На второй – троноподобный, на котором сэр Томас бился в судорогах в ночь принятия наследия, – силой усадили Мейкпис. Связанные за спиной руки больно давили на поясницу. Молодой Кроу обмотал девушку веревкой и привязал к спинке стула.
– Перестань выставлять себя напоказ! – прошипела леди Эйприл, появляясь из темноты. – Ты в доме Господнем, выкажи хоть немного уважения!
– В таком случае пусть Господь услышит меня!
Эта угроза была единственной, которую могла придумать Мейкпис. И была единственная сила, к которой она могла воззвать. Сила более устрашающая, чем Фелмотты.
– Бог все видит! Он видит, что вы творите! Увидит, что вы меня убиваете.

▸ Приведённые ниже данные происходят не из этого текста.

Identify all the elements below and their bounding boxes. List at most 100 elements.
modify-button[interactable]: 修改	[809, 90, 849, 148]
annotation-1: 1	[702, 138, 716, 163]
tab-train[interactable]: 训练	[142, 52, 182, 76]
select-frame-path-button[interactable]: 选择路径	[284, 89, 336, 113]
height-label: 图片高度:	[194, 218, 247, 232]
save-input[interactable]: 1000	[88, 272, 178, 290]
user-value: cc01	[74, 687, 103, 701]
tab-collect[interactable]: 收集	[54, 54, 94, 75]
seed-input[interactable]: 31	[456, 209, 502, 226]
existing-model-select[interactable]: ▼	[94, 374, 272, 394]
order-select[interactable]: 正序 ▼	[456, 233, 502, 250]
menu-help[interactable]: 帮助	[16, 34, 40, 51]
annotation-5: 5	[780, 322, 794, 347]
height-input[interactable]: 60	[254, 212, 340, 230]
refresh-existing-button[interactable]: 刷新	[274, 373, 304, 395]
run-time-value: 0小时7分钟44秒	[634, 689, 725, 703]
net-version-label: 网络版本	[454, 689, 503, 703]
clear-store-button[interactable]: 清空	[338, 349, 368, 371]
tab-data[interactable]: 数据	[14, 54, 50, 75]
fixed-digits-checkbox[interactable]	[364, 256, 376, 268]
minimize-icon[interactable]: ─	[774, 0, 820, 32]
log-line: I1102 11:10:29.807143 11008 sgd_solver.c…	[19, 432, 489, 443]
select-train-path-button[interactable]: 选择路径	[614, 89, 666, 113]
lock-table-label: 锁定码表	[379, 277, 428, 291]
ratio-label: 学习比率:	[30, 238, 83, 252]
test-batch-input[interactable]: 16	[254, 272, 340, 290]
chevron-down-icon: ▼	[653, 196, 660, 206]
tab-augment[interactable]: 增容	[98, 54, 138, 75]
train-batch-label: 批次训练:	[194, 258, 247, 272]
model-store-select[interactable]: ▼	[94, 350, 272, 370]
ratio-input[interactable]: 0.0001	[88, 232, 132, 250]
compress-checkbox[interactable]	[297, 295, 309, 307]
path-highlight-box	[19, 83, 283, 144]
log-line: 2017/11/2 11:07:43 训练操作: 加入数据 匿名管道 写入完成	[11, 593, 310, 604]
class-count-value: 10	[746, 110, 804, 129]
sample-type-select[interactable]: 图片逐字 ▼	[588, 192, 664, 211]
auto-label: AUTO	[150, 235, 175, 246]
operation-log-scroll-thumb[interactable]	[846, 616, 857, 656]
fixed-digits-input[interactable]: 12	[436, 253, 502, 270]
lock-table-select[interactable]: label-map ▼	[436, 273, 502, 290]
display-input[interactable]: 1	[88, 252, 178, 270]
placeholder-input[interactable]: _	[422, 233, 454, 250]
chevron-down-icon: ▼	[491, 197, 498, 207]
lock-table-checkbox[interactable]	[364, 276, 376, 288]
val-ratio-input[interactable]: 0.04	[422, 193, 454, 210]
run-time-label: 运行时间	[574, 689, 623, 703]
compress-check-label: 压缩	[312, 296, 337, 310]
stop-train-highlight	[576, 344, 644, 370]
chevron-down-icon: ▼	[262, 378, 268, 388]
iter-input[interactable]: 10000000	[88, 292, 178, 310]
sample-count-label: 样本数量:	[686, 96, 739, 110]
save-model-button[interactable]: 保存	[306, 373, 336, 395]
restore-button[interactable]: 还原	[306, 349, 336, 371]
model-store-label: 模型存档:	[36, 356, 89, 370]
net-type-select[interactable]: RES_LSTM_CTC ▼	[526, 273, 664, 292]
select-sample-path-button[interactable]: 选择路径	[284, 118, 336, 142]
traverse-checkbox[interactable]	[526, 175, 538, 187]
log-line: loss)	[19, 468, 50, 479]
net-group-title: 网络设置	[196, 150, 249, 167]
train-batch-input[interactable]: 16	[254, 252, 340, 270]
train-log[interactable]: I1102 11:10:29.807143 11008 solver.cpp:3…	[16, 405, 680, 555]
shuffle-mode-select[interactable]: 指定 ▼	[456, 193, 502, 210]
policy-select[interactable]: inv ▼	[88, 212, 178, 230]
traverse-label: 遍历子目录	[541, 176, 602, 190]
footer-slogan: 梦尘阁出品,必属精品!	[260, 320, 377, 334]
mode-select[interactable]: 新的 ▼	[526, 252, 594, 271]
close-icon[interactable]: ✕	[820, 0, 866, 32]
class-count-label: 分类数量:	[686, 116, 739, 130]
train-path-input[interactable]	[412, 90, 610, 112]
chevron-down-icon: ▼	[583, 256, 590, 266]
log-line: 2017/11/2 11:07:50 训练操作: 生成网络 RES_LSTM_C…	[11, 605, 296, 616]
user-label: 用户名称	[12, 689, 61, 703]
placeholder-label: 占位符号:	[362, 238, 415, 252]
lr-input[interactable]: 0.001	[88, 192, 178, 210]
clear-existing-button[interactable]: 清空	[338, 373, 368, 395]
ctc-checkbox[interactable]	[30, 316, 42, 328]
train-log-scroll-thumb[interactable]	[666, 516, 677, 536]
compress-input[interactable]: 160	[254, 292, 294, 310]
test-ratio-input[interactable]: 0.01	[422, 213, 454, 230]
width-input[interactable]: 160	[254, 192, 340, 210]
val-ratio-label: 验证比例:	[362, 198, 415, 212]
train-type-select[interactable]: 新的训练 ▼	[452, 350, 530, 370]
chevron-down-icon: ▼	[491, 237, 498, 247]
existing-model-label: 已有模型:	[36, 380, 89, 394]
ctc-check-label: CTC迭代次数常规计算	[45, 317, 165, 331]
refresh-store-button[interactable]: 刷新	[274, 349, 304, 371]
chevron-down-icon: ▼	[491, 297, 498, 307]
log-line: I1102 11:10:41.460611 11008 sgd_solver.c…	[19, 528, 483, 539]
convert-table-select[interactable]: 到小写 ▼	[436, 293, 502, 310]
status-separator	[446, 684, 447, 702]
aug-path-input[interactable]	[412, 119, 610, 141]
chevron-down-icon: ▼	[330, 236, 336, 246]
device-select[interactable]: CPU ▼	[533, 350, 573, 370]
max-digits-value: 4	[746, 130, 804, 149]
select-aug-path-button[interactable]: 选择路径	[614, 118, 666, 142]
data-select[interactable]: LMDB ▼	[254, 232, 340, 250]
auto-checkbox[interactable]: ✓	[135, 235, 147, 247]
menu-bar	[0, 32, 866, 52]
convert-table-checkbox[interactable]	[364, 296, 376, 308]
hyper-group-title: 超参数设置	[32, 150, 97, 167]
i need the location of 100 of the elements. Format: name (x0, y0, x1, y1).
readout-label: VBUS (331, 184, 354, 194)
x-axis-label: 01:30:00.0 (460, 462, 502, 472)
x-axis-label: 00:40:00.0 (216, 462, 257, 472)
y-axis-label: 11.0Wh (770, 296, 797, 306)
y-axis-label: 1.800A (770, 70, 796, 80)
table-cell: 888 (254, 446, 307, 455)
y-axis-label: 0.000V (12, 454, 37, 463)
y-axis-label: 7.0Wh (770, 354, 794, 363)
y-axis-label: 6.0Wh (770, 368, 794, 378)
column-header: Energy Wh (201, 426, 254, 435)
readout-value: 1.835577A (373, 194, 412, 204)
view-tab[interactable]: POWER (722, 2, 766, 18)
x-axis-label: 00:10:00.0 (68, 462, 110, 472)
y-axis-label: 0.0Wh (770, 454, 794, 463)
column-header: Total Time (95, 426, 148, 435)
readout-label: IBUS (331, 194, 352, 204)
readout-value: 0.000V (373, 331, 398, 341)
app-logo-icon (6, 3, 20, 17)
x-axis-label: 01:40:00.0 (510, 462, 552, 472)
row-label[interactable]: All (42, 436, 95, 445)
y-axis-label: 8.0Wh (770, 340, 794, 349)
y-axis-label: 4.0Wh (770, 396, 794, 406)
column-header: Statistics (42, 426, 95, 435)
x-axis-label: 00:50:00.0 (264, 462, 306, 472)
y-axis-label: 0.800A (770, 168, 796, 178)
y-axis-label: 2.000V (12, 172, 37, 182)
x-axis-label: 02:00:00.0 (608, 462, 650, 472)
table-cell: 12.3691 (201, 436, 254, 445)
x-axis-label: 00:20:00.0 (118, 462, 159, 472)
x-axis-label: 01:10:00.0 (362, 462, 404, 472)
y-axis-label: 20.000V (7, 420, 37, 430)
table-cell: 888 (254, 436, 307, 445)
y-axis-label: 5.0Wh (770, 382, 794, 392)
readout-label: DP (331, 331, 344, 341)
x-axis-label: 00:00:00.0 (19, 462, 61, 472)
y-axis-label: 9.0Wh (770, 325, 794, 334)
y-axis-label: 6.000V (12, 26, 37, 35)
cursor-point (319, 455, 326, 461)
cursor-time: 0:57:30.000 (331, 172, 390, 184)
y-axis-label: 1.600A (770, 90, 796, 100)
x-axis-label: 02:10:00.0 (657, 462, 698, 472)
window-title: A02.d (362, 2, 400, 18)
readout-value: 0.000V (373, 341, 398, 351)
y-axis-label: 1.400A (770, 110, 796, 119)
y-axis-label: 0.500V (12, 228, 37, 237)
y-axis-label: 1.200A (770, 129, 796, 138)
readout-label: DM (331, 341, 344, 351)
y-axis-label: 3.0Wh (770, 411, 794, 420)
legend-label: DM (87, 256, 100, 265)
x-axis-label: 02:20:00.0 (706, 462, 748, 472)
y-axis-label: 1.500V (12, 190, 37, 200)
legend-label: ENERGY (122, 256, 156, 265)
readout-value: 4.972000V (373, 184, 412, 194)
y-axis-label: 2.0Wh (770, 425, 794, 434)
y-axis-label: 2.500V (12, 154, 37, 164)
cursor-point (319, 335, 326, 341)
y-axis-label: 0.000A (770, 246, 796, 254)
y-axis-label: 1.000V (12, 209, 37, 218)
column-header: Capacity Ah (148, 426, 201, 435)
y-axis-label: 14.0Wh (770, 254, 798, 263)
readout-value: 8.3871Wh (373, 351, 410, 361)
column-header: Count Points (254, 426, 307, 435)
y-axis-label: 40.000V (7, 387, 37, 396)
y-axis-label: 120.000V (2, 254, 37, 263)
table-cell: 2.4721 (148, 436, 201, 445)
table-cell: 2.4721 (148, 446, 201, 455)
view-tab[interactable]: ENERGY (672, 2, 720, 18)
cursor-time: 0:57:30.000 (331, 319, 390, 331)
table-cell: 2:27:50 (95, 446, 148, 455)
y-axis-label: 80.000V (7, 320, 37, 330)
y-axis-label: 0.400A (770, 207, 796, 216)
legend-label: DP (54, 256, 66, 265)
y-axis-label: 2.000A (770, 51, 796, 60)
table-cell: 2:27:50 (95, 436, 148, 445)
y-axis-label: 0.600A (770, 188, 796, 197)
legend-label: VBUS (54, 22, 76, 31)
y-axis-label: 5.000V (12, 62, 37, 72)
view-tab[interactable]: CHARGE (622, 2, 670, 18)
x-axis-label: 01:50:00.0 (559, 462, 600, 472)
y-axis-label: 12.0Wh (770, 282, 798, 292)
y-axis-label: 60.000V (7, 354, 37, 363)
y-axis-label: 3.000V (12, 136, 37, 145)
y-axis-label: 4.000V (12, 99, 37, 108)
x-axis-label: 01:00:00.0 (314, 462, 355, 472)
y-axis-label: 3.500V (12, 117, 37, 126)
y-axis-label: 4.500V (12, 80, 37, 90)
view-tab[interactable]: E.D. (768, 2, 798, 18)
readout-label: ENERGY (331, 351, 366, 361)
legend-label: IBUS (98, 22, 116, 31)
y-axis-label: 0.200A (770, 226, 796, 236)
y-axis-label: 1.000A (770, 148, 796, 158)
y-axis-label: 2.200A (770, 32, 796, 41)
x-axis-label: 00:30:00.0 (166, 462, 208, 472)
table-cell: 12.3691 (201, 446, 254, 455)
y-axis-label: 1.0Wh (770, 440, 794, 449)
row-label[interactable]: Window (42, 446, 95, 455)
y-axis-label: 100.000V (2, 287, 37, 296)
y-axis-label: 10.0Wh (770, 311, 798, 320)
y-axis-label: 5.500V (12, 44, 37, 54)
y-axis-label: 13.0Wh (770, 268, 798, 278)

Увидит вашу черную магию…
– Да как ты смеешь?! – воскликнула леди Эйприл.
На мгновение казалось, что она ударит Мейкпис, однако поднятая рука медленно опустилась. Ну разумеется, разве она посмеет поставить синяк на щеке, которая скоро будет принадлежать лорду Фелмотту!
– Наши традиции получили благословение обеих церквей, – процедила старуха, – и шестерых пап. Именно Господь благословил нас способностью продолжать жить, веками собирая накопленную мудрость! И мы, в свою очередь, верно ему служили: многие Фелмотты стали священниками, а некоторые возвысились до епископов и даже до архиепископов! Бог
– В таком случае расскажите это всем! – отрезала Мейкпис. – Расскажите миру, как ваши мертвецы крадут тела живых! Расскажите, что получили разрешение Бога, и посмотрим, что вам ответят.
Леди Эйприл подошла ближе. Откинула с лица Мейкпис непокорную прядь волос. Перехватила ее шею полоской ткани, как раз под подбородком, и завязала концы на спинке стула.
– Я скажу тебе, – выговорила леди Эйприл ледяным тоном, – что на самом деле нечестиво и неестественно. Неповиновение, неблагодарность, дерзость.
Мейкпис знала, что старуха не шутит. Призраки леди Эйприл были уверены, что таков естественный порядок мира, яркого и сияющего. Как пламя вздымается вверх и вода бежит вниз с холма, так все находит свой предопределенный уровень. Словно огромная пирамида с непритязательными массами в самом низу. Потом идет средний класс. Еще выше – аристократы и, наконец, Господь Всемогущий в качестве сияющей вершины. И каждый класс смотрел на тех, кто повыше, с покорностью и благодарностью.
Неповиновение для леди Эйприл было хуже грубости. Хуже преступления. Неповиновение нарушало естественный, установленный Богом порядок. Все равно что вода, текущая в гору, мыши, питающиеся кошками, луна, источающая кровь.